Project A119 ticked silently in the background

Even as the aforesaid scenario unfolded, a top-secret space project of America, proposed in 1958, thrived in the backdrop. It was ‘Project A119’, beguilingly called ‘A Study of Lunar Research Flights’. Leonard Reiffel, a physicist who would become Deputy Director of NASA’s Apollo Program, headed the project.

Cover of A Study of Lunar Research Flights. (Armour Research Foundation)

Explosion on the moon was meant to scare the Soviet Union

The US Air Force directed Leonard Reiffel to conceptualize a nuclear explosion on the surface of the moon and work out its immediate (visible) and long-term effects. Reflecting on the proposal, Reiffel, much later in the year 2000, observed that proposal was out and out, a PR exercise. A mushroom cloud was what they wanted to see on the moon, with just one aim, to browbeat Russia in the space race. A visible mushroom cloud on the moon would humble the Soviets and put Americans in a one-up position.


Read more: How Russia’s Space Mirror Experiment Deflects Sunlight to Light up Arctic Region for Brief Period


Secrecy of Project A119 leaked

Reiffel had made a ten-member team for executing Project A119. It included two noted Astronomers, Gerard Kuiper (now considered as the father of modern planetary science) and Carl Sagan (who became a celebrated television personality later on). Even as the project was top-secret, Sagan inadvertently reneged on secrecy. In 1959, while applying for the Miller Institute of Graduate Fellowship, he wrote about his engagement with Project A119. Keay Davidson collected this spec of evidence in the late nineties while writing Sagan’s biography. When the book was released, Reiffel was forced to acknowledge and explain Project A119.

Researchers worked out the details of hitting the moon

Leonard Reiffel worked on the moon bombing project at ARF (Armour Research Foundation), Chicago, from 1958 to 1959. The place is now the Illinois Institute of Technology Research. His research concluded that the moon could indeed be hit within an accuracy of two miles. An intercontinental missile, already launched by the US in 1959, was good enough for it. The light-weight Atom bomb would be a better choice compared to the heavy-weight Hydrogen bomb. If the moon was nuked, dust and gas would rise on the moon surface would be good subjects for study. How the hit would be different for the two sides of the moon, light and the dark was explained.
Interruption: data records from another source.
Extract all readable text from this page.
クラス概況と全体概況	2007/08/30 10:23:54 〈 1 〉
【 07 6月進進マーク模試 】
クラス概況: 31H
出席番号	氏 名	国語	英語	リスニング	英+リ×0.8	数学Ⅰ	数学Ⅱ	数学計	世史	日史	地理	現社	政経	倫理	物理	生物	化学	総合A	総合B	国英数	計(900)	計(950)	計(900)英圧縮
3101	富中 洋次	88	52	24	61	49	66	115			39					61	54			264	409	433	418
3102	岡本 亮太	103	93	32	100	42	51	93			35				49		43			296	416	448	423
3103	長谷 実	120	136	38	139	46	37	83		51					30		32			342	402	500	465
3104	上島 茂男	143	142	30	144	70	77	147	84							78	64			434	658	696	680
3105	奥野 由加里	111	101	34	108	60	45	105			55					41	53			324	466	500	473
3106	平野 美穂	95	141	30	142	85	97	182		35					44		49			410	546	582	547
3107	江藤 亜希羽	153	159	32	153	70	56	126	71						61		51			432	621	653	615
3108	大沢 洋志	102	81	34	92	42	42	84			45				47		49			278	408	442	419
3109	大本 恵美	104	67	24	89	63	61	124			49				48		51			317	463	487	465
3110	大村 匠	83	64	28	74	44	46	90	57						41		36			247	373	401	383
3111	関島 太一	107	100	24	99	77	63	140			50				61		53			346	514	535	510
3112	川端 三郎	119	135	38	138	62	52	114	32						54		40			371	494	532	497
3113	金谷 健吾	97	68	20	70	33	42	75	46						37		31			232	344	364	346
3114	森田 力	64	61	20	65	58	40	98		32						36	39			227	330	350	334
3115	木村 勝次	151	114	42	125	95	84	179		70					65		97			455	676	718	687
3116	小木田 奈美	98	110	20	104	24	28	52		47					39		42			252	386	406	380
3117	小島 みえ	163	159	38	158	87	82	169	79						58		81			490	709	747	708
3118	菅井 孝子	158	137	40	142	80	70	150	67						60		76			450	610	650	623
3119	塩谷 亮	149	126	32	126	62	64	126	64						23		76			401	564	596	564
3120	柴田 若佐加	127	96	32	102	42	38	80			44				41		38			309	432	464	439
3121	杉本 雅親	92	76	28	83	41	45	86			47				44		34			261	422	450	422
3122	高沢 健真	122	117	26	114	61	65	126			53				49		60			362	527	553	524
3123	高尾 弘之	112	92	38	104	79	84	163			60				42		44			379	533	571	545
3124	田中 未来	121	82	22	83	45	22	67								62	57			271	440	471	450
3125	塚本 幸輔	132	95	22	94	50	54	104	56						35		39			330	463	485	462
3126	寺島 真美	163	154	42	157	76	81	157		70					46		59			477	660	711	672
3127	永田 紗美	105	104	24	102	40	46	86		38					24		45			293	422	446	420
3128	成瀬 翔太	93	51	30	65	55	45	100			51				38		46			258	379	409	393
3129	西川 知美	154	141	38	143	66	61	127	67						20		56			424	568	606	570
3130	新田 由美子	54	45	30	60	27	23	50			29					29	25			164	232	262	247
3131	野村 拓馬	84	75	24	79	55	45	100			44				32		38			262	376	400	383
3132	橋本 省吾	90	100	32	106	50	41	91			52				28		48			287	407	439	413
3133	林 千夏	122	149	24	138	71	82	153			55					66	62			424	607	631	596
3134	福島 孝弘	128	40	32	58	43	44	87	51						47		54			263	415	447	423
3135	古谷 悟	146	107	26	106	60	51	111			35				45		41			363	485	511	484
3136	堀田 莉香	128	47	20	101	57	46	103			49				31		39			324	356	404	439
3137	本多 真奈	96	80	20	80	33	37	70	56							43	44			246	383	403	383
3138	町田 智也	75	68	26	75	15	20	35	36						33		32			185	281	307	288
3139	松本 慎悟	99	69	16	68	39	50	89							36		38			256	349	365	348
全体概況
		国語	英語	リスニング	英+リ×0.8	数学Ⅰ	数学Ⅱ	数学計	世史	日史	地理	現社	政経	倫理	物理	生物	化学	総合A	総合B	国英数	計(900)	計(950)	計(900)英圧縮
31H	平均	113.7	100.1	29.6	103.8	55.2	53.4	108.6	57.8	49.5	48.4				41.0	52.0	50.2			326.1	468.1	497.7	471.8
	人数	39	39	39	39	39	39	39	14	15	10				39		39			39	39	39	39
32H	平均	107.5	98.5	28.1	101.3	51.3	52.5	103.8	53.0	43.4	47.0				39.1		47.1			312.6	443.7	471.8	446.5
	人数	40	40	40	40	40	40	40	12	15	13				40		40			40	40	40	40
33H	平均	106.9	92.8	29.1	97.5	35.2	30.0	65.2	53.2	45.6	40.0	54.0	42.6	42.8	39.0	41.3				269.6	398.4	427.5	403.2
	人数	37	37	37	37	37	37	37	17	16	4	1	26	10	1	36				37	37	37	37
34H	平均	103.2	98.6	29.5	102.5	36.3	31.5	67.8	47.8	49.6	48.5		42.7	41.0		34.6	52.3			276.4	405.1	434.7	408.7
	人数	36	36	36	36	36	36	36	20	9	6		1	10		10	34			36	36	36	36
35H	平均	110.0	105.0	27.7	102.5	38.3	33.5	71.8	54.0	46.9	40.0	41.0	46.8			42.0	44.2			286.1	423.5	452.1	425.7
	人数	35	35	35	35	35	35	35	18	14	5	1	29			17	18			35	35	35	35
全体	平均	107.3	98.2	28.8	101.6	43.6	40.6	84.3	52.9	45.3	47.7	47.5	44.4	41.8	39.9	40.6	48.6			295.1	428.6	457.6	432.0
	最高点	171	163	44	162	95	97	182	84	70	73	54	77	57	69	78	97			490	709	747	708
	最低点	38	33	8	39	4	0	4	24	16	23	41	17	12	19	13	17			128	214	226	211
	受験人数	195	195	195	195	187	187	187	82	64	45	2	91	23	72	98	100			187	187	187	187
Before the launch of the atomic warhead, Rieffel explained, three identical instruments must be put on the moon surface. These instruments would measure a slew of parameters at the time of the explosion, and the moments before and after the explosion. These findings would enrich our knowledge of the moon, and its environment, and planet earth. It would also expose any microbes that may live on the moon surface. Thankfully, the idea of nuking the moon with an atomic missile remained limited to a hypothesis and was never implemented.

Controversies around Project A119

When the project information leaked in the late nineties, it attracted wide-ranging public debate. There were speculations that had the explosion been actually carried out, the moon would have been trashed. Reiffel rubbished such claims and said the explosion, at worst, could have created a small crater on the moon. So small that best of the telescope couldn’t make it visible on earth. Reiffel conceded that the contamination of the moon’s environment with radioactive material was a dangerous prospect. Such contamination could thwart research related to the origin of life on earth. Hence, Project A119 was dismissed.

Nuking moon was deemed impracticable

There were other apprehensions as well. Like the possibility of a bomb-carrying missile straying from the path and falling on earth. Also, nuclear device exploding midway, short of reaching the moon. These possibilities may have dampened the enthusiasm of the US Air force, and the space adventure was quietly dropped.

What was USSR’s stand on the moon all this while? Surprisingly, the Soviet Union planned and geared up on similar lines. And accordingly dropped the idea of polluting the moon.